If the sale does take place, Lone Star, which is advised by Credit Suisse, will have made a profit of about W4.3 trillion, more than twice the W2.15 trillion it spent on buying the bank in 2003. It sold a 13.6% stake in 2007, collecting W1.19 trillion, and has also received W1.71 trillion in dividends.
Lone Star had tried to sell KEB to Kookmin Bank for $7.3 billion in 2006 and to HSBC for $6.3 billion in 2008. Singapore’s DBS also twice discussed a possible purchase, and ANZ made an approach in 2010, but lost out to Hana.
KEB’s labour unions as well as some opposition party legislators had asked the regulator to issue a punitive sell-off order to Lone Star rather than allow it to walk away enriched. According to a survey conducted by the Financial Economy Institute (a union think-tank) in November 2010, 73.7% of 1,000 respondents said that Lone Star was taking “excessive national wealth” by selling its stake in KEB to Hana.
The National Tax Service accused Lone Star of trying to evade tax in 2005, and the buy-out fund was found guilty of manipulating the share price of KEB’s credit card unit by the Seoul High Court in October last year.
An executive or corporate entity that has been convicted of violating Korea’s banking-related laws during the past five years is banned from holding more than a 10% stake in a bank — meaning Lone Star lost its status as KEB’s main shareholder.
As a result, in November 2011, the FSC ruled that Lone Star should sell at least 41% of KEB — but without insisting on a particular method of disposal. That meant the fund could move ahead on its discussions with Hana. It cut the sale price by 11% in December and agreed to extend the deadline for completion of the deal to the end of February.

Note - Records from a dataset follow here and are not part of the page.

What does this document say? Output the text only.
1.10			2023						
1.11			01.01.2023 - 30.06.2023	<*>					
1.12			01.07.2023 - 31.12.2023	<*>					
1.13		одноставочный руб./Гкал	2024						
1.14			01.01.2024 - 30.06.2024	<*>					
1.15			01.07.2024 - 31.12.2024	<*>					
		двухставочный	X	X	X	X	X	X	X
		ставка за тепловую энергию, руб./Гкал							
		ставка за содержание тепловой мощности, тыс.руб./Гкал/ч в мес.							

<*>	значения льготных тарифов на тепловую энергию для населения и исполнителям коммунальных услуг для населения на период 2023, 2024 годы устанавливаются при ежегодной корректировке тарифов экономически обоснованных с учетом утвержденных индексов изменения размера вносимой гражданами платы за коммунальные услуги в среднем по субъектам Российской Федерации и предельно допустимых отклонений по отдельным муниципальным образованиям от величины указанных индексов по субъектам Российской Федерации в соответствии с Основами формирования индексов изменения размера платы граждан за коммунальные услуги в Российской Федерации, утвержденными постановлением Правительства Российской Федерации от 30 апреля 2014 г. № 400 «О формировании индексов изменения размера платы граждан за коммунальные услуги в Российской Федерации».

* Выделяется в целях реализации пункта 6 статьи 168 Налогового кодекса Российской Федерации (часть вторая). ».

But, the call for a punitive sell-off was joined by some leading politicians, perhaps mindful of presidential elections in December this year, and revolved around whether or not Lone Star was, in fact, a non-financial business.
However, the FSC designated Lone Star a financial business operator, so the buy-out fund was not in breach of a law restricting ownership by a non-financial business in a bank to 4%. Lone Star’s sale of its Japanese Pacific Golf Management holdings last December countered union and lawmakers claims that the fund was an industrial operator.
One Korea-based banker could not hide his cynicism, suggesting, tongue-in-cheek, that perhaps the green light was President Lee Myung-bak’s valedictory gift to his old friend, Hana chairman Kim.